Vim passed his uncle the candle. “Good night, Uncle. Thank you for the suggestion.”
The old man pointed with a gnarled finger. “Her room’s that way, and for God’s sake, don’t wake the baby while you’re wishing her good night.”
Valentine stepped over the hound drowsing on the hearth rug in Lord Rothgreb’s study. “I can spend hours tuning that piano. Once I start on the harpsichord, we might be here all day.” He settled onto the sofa beside Westhaven.
“That’s fortunate,” St.

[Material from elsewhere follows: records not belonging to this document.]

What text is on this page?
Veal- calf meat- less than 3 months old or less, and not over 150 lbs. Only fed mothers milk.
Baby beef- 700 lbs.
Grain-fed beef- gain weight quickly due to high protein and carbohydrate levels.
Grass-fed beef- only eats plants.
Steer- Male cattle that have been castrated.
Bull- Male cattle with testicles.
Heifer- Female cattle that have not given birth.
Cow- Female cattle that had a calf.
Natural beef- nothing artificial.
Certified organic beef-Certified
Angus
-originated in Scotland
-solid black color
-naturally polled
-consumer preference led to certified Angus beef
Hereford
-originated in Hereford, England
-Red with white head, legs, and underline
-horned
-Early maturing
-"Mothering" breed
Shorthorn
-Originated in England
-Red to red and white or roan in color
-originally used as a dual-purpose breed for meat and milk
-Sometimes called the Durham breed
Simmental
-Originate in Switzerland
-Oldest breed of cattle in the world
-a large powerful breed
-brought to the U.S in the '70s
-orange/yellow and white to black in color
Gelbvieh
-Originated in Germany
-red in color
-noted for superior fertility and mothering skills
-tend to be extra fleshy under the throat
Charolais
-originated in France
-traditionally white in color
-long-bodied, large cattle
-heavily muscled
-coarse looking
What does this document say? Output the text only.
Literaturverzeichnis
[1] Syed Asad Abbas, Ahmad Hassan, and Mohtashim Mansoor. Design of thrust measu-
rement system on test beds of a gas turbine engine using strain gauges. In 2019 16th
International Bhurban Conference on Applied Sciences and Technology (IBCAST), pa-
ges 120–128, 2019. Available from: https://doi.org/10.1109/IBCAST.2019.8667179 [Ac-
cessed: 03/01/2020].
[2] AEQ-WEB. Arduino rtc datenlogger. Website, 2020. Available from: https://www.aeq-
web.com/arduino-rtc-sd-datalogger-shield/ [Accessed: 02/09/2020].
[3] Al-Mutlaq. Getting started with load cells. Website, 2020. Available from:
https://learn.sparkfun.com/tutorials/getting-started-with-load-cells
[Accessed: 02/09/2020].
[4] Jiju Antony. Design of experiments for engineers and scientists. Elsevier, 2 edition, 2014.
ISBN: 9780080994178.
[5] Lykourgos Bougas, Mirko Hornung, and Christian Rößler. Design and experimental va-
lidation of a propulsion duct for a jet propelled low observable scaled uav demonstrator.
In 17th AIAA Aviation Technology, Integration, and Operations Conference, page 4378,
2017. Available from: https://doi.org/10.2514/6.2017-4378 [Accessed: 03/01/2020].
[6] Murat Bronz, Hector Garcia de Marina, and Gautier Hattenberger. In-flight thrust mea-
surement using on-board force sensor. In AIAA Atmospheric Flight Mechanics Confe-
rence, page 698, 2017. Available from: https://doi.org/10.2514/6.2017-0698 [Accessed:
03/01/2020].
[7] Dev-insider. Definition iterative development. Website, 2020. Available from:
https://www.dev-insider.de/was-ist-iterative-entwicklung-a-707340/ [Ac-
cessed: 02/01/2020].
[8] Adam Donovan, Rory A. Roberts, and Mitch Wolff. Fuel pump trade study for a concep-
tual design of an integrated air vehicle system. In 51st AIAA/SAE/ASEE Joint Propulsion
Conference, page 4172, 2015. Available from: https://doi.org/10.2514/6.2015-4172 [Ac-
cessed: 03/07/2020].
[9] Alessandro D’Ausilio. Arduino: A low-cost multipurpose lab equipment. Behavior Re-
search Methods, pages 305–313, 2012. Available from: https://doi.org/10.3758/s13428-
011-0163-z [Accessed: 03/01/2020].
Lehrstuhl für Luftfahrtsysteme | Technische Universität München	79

Just said from the other end of the couch. “Trying out the mare’s paces was only going to take all morning, and that’s assuming nobody in the stables moves faster than the staff here at the house.”
“Which leaves me to do what?” Westhaven groused.
Valentine wedged himself a little lower on the sofa and propped his feet on a hassock. “You’re a clever lad, being the heir and all, you’ll think of something.”
Sophie put down her hairbrush, not even sure she’d heard a tap on the door. “Come in.” She said it very softly, in deference to the baby sleeping in the cradle near the hearth.
Valentine was fearless to the point of recklessness. He would be the one foolish enough—
“I hope I’m not intruding?” Vim closed the door quietly behind him.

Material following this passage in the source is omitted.